A lecture theatre with seats and benches at the University of Strathclyde has been given the interactive makeover, giving 113 students a hand-held computer. Students use the keyboard to ask questions and give answers, which appear on a big screen or are logged on a server, said the university's in-house architect Tom Hamilton.
'This enables the lecturer to record all the answers so he can pinpoint a problem student without having to pick them out in class,' he said. Hamilton worked on the design with the department of mechanical engineering, which discovered the idea on a departmental trip to a New York college. The project cost £160,000 to develop.
One of the department's teachers, professor Jim Boyle, said the scheme, natalie (new approaches to teaching and learning in engineering), was a lively cross between lecture, discussion and laboratory session enabling everyone to keep up. Lectures would include quizzes, problem-solving and interactive demonstrations.

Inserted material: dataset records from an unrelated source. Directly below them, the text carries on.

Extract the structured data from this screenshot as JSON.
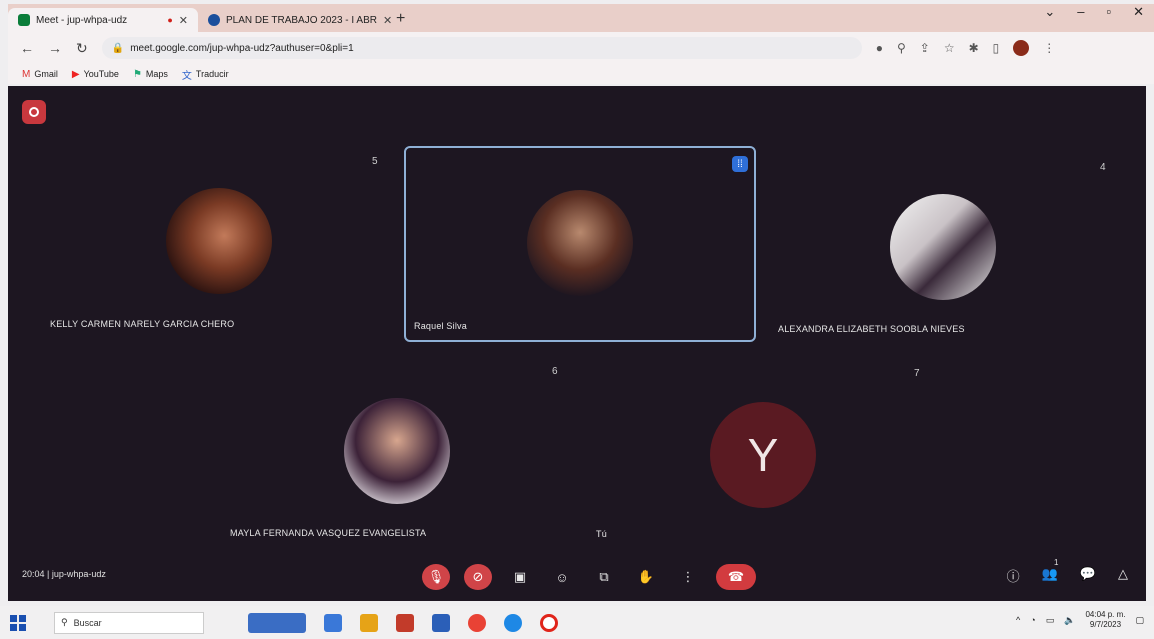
{
  "browser": {
    "tabs": [
      {
        "label": "Meet - jup-whpa-udz",
        "active": true
      },
      {
        "label": "PLAN DE TRABAJO 2023 - I ABR",
        "active": false
      }
    ],
    "new_tab": "+",
    "url": "meet.google.com/jup-whpa-udz?authuser=0&pli=1",
    "bookmarks": [
      {
        "label": "Gmail",
        "icon": "gmail-icon"
      },
      {
        "label": "YouTube",
        "icon": "youtube-icon"
      },
      {
        "label": "Maps",
        "icon": "maps-icon"
      },
      {
        "label": "Traducir",
        "icon": "translate-icon"
      }
    ]
  },
  "meet": {
    "tiles": [
      {
        "number": "5",
        "name": "KELLY CARMEN NARELY GARCIA CHERO",
        "pinned": false
      },
      {
        "number": "",
        "name": "Raquel Silva",
        "pinned": true
      },
      {
        "number": "4",
        "name": "ALEXANDRA ELIZABETH SOOBLA NIEVES",
        "pinned": false
      },
      {
        "number": "6",
        "name": "MAYLA FERNANDA VASQUEZ EVANGELISTA",
        "pinned": false
      },
      {
        "number": "7",
        "name": "Tú",
        "initial": "Y",
        "pinned": false
      }
    ],
    "meeting_info": "20:04  |  jup-whpa-udz",
    "people_count": "1",
    "colors": {
      "stage": "#1d1621",
      "accent_red": "#d04448",
      "active_border": "#8fb0d6",
      "self_avatar": "#5a1a22"
    }
  },
  "taskbar": {
    "search_placeholder": "Buscar",
    "time": "04:04 p. m.",
    "date": "9/7/2023"
  }
}
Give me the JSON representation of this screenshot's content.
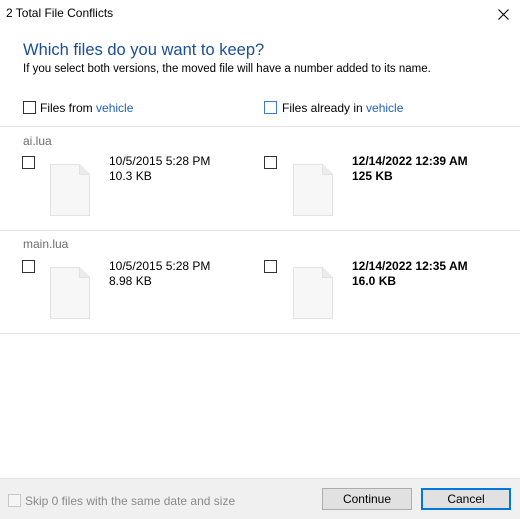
{
  "window": {
    "title": "2 Total File Conflicts"
  },
  "dialog": {
    "heading": "Which files do you want to keep?",
    "subheading": "If you select both versions, the moved file will have a number added to its name."
  },
  "columns": {
    "source": {
      "prefix": "Files from ",
      "location": "vehicle"
    },
    "destination": {
      "prefix": "Files already in ",
      "location": "vehicle"
    }
  },
  "conflicts": [
    {
      "filename": "ai.lua",
      "source": {
        "date": "10/5/2015 5:28 PM",
        "size": "10.3 KB"
      },
      "destination": {
        "date": "12/14/2022 12:39 AM",
        "size": "125 KB"
      }
    },
    {
      "filename": "main.lua",
      "source": {
        "date": "10/5/2015 5:28 PM",
        "size": "8.98 KB"
      },
      "destination": {
        "date": "12/14/2022 12:35 AM",
        "size": "16.0 KB"
      }
    }
  ],
  "footer": {
    "skip_label": "Skip 0 files with the same date and size",
    "continue_label": "Continue",
    "cancel_label": "Cancel"
  }
}
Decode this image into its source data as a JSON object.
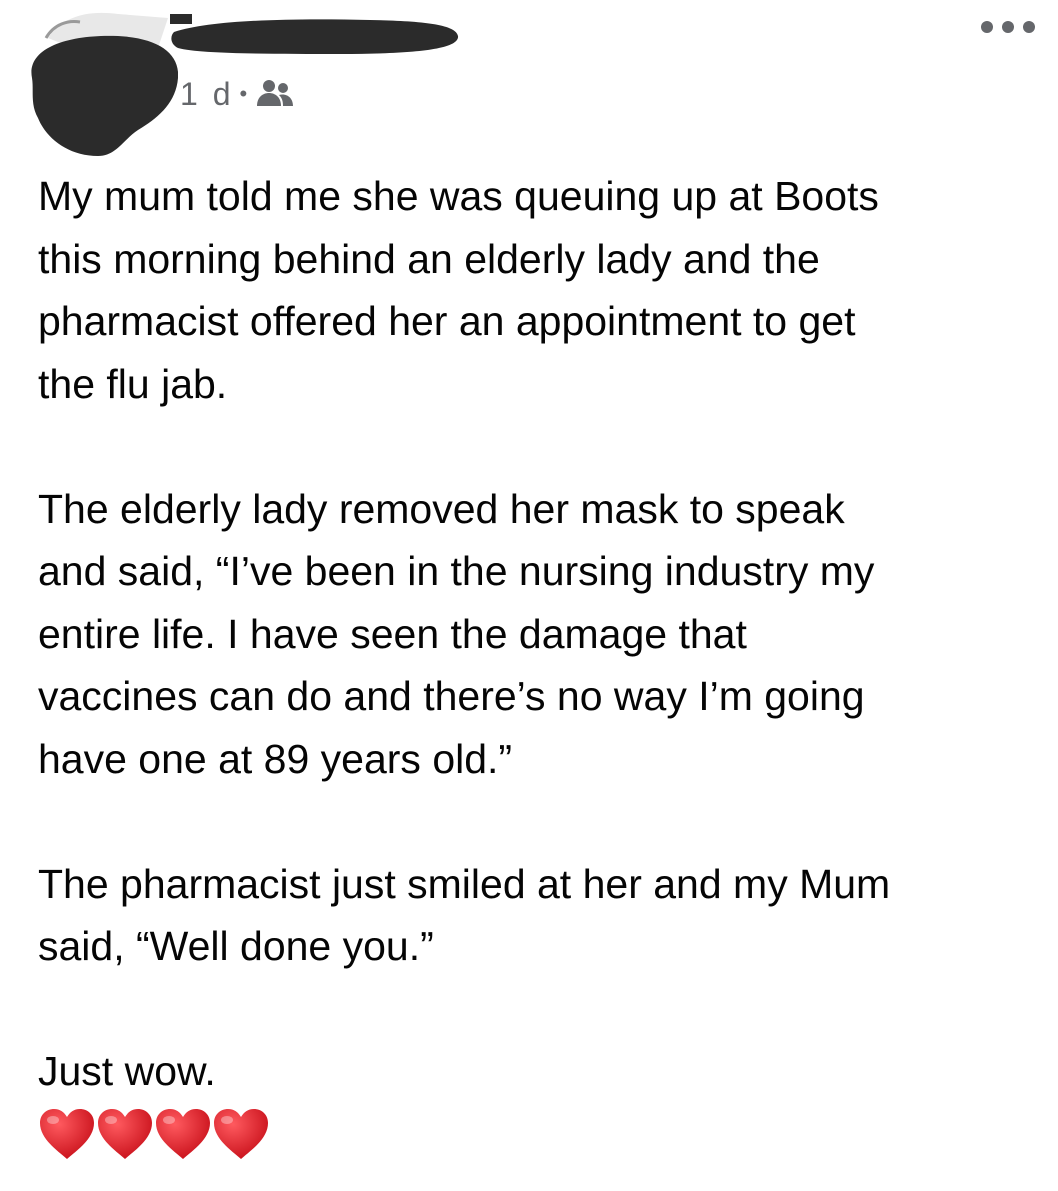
{
  "header": {
    "timestamp": "1 d",
    "separator": "•",
    "audience_icon": "friends-icon",
    "more_icon": "more-options-icon",
    "redaction_color": "#2b2b2b"
  },
  "post": {
    "paragraphs": [
      "My mum told me she was queuing up at Boots\nthis morning behind an elderly lady and the\npharmacist offered her an appointment to get\nthe flu jab.",
      "The elderly lady removed her mask to speak\nand said, “I’ve been in the nursing industry my\nentire life. I have seen the damage that\nvaccines can do and there’s no way I’m going\nhave one at 89 years old.”",
      "The pharmacist just smiled at her and my Mum\nsaid, “Well done you.”",
      "Just wow."
    ],
    "emoji": [
      "heart-icon",
      "heart-icon",
      "heart-icon",
      "heart-icon"
    ],
    "emoji_color": "#e0161e"
  }
}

Communication through hand-held computers gave the lecturer an 'instant snapshot' of a student's understanding and progress. 'Gone are the days when a lecturer could stride into a room, deliver a well-thought-out 50-minute lecture and walk out again. We have more and more students from a wide variety of backgrounds, which means we have to be sure the whole class is progressing every step of the way.'
Hamilton said the department was working on a 'wireless' classroom with infra-red connections. Students would not have to plug in computers and would therefore have the mobility to use any space as an interactive learning area.